En marge de notre article d'hier, sur la polémique qui agite le quartier du Fret au sujet du projet d'extension d'un parc à huîtres au Zorn, nous évoquions un précédent à Camaret remontant à l'année 2000. Albert Le Moign, qui avait mené la fronde à l'époque contre ce projet sur la grève de Notineau, précise que Michel Diverrès n'avait pas retiré son projet de son premier chef, mais qu'il y avait été contraint. «M.Diverrès avait été condamné par le tribunal administratif de Rennes, auquel il avait fait appel ou, du moins, les Affaires maritimes qui le soutenaient. L'appel au tribunal administratif de Nantes avait également été en notre faveur», rappelle-t-il.
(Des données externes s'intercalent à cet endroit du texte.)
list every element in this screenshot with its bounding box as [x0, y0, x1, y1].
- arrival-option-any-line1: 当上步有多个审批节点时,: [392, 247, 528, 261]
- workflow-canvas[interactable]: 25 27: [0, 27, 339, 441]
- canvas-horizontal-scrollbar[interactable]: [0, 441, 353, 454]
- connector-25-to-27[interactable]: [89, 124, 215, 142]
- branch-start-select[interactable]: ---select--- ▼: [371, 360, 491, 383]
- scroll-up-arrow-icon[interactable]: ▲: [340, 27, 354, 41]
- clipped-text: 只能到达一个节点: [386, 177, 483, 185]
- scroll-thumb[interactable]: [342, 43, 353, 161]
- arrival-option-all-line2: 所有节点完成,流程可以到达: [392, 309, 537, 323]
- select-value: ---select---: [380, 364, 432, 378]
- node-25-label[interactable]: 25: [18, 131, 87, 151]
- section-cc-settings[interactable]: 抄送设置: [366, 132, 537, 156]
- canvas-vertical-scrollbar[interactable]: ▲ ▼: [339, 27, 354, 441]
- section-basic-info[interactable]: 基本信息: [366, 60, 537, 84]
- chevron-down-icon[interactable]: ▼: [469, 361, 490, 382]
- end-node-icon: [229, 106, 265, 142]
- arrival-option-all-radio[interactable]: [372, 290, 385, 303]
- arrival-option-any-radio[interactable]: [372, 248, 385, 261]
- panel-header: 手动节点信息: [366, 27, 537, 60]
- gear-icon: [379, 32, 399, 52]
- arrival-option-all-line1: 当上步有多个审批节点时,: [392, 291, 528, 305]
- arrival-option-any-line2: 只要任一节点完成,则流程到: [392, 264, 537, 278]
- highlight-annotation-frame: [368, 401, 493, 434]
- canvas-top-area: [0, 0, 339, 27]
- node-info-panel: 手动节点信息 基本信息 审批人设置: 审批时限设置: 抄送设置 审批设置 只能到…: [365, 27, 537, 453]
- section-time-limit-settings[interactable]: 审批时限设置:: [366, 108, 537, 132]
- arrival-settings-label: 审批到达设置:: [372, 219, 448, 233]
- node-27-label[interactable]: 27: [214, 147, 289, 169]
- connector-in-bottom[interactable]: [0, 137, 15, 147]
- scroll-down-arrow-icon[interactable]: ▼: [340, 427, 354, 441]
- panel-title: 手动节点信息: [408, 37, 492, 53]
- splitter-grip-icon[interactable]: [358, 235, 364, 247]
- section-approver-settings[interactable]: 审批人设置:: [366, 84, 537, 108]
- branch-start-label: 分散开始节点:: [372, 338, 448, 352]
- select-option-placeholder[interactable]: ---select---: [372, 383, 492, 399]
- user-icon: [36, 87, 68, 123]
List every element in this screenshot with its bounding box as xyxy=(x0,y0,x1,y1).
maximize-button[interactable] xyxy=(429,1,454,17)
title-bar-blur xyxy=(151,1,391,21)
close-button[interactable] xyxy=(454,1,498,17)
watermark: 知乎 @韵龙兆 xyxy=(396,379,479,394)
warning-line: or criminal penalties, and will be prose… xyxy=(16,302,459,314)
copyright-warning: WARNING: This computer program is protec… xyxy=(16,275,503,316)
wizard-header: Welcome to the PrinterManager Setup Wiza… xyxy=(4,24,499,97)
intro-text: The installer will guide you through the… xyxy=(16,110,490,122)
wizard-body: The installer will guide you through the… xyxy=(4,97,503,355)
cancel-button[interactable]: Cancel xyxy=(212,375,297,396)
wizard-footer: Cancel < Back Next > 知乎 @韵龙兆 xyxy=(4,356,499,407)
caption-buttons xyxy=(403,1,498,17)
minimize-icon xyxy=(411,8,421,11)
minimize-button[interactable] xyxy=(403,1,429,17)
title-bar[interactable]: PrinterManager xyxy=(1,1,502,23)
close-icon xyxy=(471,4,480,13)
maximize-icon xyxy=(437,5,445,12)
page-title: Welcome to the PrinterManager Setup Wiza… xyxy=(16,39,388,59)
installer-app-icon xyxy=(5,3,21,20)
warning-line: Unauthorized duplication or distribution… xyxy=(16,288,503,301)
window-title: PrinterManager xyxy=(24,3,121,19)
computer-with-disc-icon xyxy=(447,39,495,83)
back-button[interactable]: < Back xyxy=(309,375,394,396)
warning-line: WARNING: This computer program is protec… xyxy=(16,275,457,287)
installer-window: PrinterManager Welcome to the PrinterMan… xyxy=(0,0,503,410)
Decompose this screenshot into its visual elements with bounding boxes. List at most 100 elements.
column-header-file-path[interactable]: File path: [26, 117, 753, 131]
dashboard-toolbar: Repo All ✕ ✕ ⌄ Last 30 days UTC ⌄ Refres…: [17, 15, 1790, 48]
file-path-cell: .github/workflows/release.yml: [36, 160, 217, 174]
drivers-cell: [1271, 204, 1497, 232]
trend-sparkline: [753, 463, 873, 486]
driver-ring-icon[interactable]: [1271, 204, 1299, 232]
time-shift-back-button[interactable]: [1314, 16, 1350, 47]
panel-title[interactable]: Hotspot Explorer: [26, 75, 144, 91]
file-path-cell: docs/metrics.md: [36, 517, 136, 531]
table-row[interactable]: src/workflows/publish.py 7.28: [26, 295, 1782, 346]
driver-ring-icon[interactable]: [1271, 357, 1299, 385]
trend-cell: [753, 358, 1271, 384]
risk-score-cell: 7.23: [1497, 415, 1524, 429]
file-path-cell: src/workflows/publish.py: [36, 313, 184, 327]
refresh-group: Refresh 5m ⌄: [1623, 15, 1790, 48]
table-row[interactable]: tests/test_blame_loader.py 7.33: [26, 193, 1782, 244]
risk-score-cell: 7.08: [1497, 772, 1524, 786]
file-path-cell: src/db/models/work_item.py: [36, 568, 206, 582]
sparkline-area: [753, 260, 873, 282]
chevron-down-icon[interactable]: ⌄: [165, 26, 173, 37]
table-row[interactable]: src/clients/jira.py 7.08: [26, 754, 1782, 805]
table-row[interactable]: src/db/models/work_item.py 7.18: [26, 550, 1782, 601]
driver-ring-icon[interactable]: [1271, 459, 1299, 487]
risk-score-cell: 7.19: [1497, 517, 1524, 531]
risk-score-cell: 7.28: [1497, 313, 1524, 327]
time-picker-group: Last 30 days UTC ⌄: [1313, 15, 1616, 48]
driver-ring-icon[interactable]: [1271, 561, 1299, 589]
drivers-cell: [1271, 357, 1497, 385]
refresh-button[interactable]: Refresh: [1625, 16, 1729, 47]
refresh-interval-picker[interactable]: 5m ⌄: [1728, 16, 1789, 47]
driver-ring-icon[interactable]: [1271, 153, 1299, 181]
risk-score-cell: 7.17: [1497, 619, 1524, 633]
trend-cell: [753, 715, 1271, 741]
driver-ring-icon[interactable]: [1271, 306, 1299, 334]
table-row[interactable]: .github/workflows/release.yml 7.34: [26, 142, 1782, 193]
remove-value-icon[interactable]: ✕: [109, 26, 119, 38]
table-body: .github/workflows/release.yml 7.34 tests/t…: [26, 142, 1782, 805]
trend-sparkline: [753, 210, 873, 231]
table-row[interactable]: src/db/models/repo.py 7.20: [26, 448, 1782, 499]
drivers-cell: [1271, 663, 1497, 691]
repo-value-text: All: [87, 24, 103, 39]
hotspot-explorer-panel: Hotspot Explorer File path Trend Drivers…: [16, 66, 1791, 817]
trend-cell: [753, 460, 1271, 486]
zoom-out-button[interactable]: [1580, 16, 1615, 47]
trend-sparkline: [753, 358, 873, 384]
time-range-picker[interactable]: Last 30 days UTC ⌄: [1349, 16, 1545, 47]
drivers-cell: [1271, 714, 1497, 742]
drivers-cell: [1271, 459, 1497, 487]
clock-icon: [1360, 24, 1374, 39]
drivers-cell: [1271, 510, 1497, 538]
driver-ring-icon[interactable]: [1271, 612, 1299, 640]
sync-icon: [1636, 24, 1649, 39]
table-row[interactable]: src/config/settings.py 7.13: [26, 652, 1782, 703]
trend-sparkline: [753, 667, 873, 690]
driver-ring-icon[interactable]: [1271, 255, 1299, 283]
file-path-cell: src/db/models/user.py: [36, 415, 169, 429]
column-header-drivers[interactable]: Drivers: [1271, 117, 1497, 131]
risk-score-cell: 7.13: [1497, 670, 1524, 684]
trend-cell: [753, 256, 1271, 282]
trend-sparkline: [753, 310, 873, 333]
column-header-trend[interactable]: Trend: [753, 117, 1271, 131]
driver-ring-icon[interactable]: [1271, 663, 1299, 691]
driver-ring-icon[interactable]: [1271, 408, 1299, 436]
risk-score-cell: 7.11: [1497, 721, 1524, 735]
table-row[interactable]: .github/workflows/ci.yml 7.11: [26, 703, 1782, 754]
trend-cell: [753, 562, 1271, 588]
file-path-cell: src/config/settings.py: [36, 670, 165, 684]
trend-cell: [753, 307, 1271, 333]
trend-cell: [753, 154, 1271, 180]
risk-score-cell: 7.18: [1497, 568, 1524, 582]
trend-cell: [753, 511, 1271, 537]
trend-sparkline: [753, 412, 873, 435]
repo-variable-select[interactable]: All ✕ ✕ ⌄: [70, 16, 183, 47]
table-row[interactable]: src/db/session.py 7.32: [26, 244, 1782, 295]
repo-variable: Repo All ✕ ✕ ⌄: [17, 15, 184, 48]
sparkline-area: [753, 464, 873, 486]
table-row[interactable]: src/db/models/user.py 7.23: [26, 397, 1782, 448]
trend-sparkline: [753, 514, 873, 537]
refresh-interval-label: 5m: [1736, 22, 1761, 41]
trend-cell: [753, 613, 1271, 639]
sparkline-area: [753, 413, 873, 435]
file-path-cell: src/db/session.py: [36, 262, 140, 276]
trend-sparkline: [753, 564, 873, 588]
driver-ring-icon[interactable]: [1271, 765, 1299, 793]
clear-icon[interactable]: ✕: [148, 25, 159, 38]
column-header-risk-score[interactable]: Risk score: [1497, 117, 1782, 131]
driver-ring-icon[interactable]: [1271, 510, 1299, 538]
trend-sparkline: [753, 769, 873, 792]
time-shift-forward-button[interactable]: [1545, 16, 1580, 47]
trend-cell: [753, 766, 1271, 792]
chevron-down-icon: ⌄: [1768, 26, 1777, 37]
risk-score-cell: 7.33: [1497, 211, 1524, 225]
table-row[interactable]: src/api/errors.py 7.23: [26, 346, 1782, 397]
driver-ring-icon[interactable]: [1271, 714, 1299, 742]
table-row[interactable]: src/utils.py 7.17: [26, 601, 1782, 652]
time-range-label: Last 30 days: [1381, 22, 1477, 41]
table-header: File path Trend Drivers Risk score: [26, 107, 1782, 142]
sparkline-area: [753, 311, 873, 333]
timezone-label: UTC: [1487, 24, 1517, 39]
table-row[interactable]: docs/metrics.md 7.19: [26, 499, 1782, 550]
Albert Le Moign en profite pour confirmer qu'il a effectivement été contacté par le collectif de riverains récemment constitué à Crozon.

29 juillet 2012

Réuni mercredi, le conseil municipal a annulé la délibération prise le 29juin concernant le projet de parc à huîtres au Zorn, dans le quartier du Fret. À l'unanimité moins une abstention, les élus avaient alors donné leur accord au projet de la SARL Huîtres de Rostellec, pour une extension de 6.243m² à Rostellec et la création de trois parcs au Zorn.

Opposition des riverains

Depuis, le projet fait l'objet d'une farouche opposition de la part des riverains (Le Télégramme de vendredi). Après avoir appris que l'extension à Rostellec est caduque, car située sur le bornage du plan Polmar, le maire, Daniel Moysan a demandé que la question, soit ajoutée à l'ordre du jour, vendredi.

Annulation à l'unanimité...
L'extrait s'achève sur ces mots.